Doug Harris, left, and Blake Morris co-star in George Street Playhouse’s production of “King James.”

There is a reason they call it March Madness. If you are a hardcore sports fan, a certain game, under certain circumstances, can make your heart beat like virtually nothing else.

Rajiv Joseph, in his 2022 two-character play “King James” — currently being presented by George Street Playhouse at The New Brunswick Performing Arts Center — had a stroke of genius in using the first 13 years of LeBron James’ pro basketball career as a kind of backdrop, in telling the story of the first 13 years in the friendship of two of James’ fans. The ups and downs of James’ career don’t mirror the ups and downs of the relationship, exactly. But the friends’ shared awe of James’ talents — and their mutual love of The Cleveland Cavaliers, the team he plays for, for nine of those 13 years — is an essential part of their bond.

“That team saved my life,” says Shawn (played by Blake Morris), soon after he meets Matt (Doug Harris).

“I never thought about it the way you said it, but the Cavs got me through my childhood, too,” Matt tells Shawn, a little later on. “Going to the games was, like, the best thing in my life, when I was a kid.”

“King James” is directed by Ryan George, who has acted before in several George Street Playhouse shows but is directing for the company, for the first time. And it has a wonderful set design by Frank J. Oliva, who creates a intricately detailed, impressively realistic wine bar for the first act; it then vanishes and is replaced by an oddities-filled antiques store in the second act.

T. CHARLES ERICKSON

Blake Morris in “King James.”

The action starts in 2004, towards the end of James’ first season with The Cavaliers. Shawn, an aspiring fiction writer, enters the wine bar where Matt bartends; he has heard that Matt wants to sell some Cavaliers tickets, and he may be interested, if he can get them at the right price. Matt wants more than Shawn can pay, and knows he has something precious. “You’re never gonna get to see LeBron’s rookie year again,” he says. “No matter what happens, this is the first time.”
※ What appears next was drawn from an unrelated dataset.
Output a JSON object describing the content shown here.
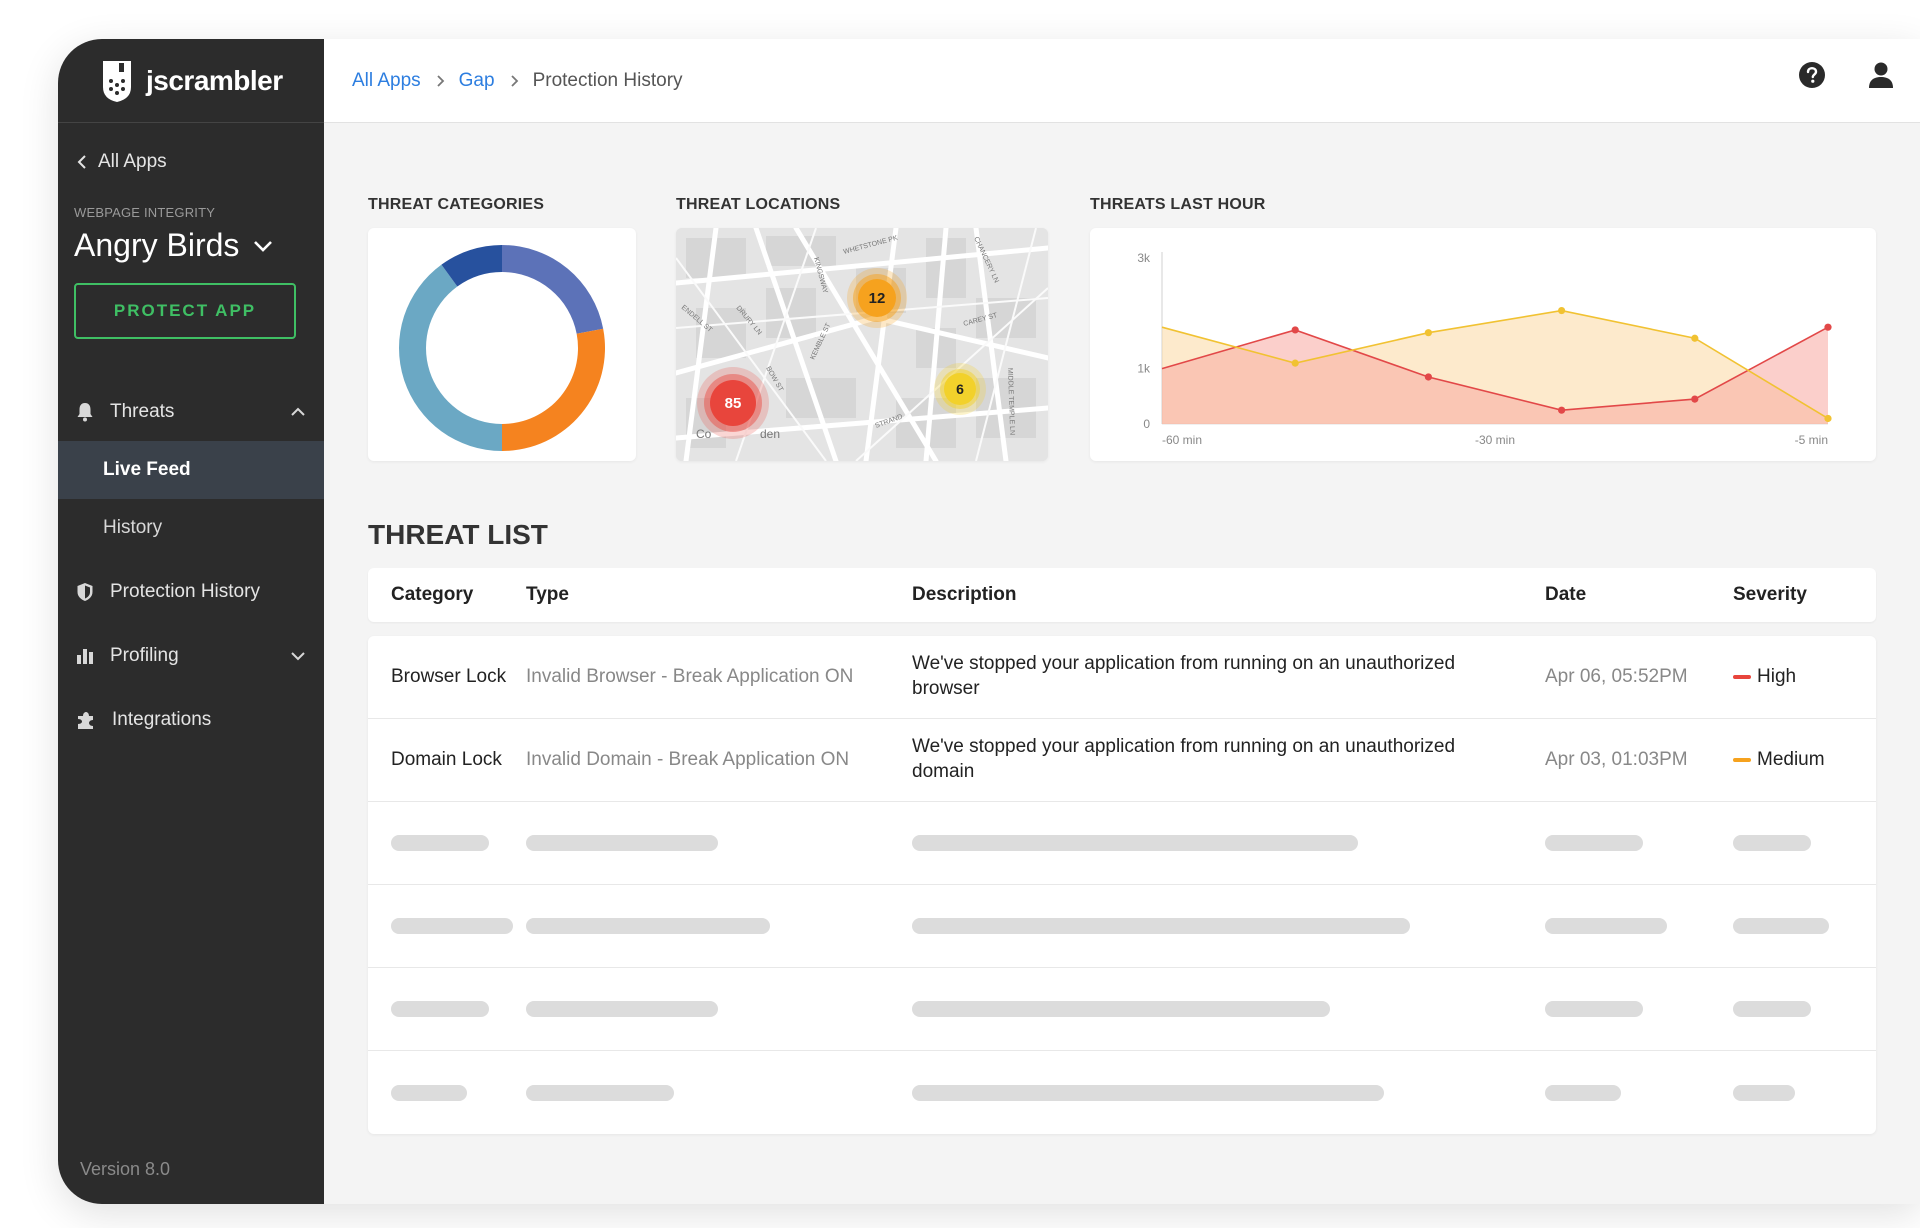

After much negotiation, they agree to a price, and the seed for their friendship is planted. They both recognize the other as a true Cavaliers fan, not the kind of casual, “bandwagon” fan they have disdain for.

The second scene jumps to 2010, when Matt and Shawn have become close friends, and James, after becoming a perennial All-Star with the Cavaliers but failing to bring a championship to the city, signs with another team, The Miami Heat. The third and fourth scenes take place in 2014 and 2016, when James returns to Cleveland after winning two championships in Miami.

The reason why Joseph’s decision to structure the play around James’ career was a stroke of genius, as I wrote above, is because James’ story has a compelling dramatic arc of its own. The Akron native, a No. 1 pick in the draft, arrived in Cleveland as a kind of savior to a franchise that had never won a championship in its history, then “betrayed” the city by joining another team, and then was greeted like a prodigal son upon his return. (Short video clips are shown before and after scenes, helping to fill us in about the nuts and bolts of James’ career.)

T. CHARLES ERICKSON

Doug Harris in “King James.”

Matt and Shawn, who are around the same age as James, may not be rich or famous, but are also struggling to fulfill their own potential, and have their own work decisions to make. Their fandom is intense, and that seems to carry over to the way they go about their daily lives, as well.

Matt takes a risk opening bar of his own, and fails. “It was either going to be the hottest thing in Cleveland, or it was gonna get crushed, and it got crushed,” he says. Shawn goes to graduate school in New York, then achieves some success but not much fulfillment after moving to Los Angeles to become a writer for a TV show.

As the two talk, over the course of the play’s 53-minute first act and 46-minute second act, we learn about their families, their childhoods, their hang-ups and so on. Despite many attempts, neither shows much of an ability to sustain a fulfilling long-term relationship with a woman; this helps to explain why they become so important in each other’s lives.

Shawn is Black and Matt is white. This is touched on, subtly, near the start of the play; and more seriously, in regard to the deep-rooted prejudices Matt may have about Shawn — not hateful, but still hurtful — later on.

In short, these are two messy lives, and the friendship is a messy one, too. Nothing here approaches the grandeur of King James, growing up in poverty but becoming, possibly, the greatest basketball player ever. (Yes, possibly better than even Michael Jordan, and yes, that is an argument that Shawn and Matt have in the course of the play). But this tale of two very ordinary Cleveland Cavaliers fans still is deeply moving, and Joseph comes up with an ingenious way to wrap it all up — with a fanciful flourish — after James has played his last brilliant game of the 2015-2016 season.

The George Street Playhouse will present “King James” at The New Brunswick Performing Arts Center through April 6. Visit georgestreetplayhouse.org.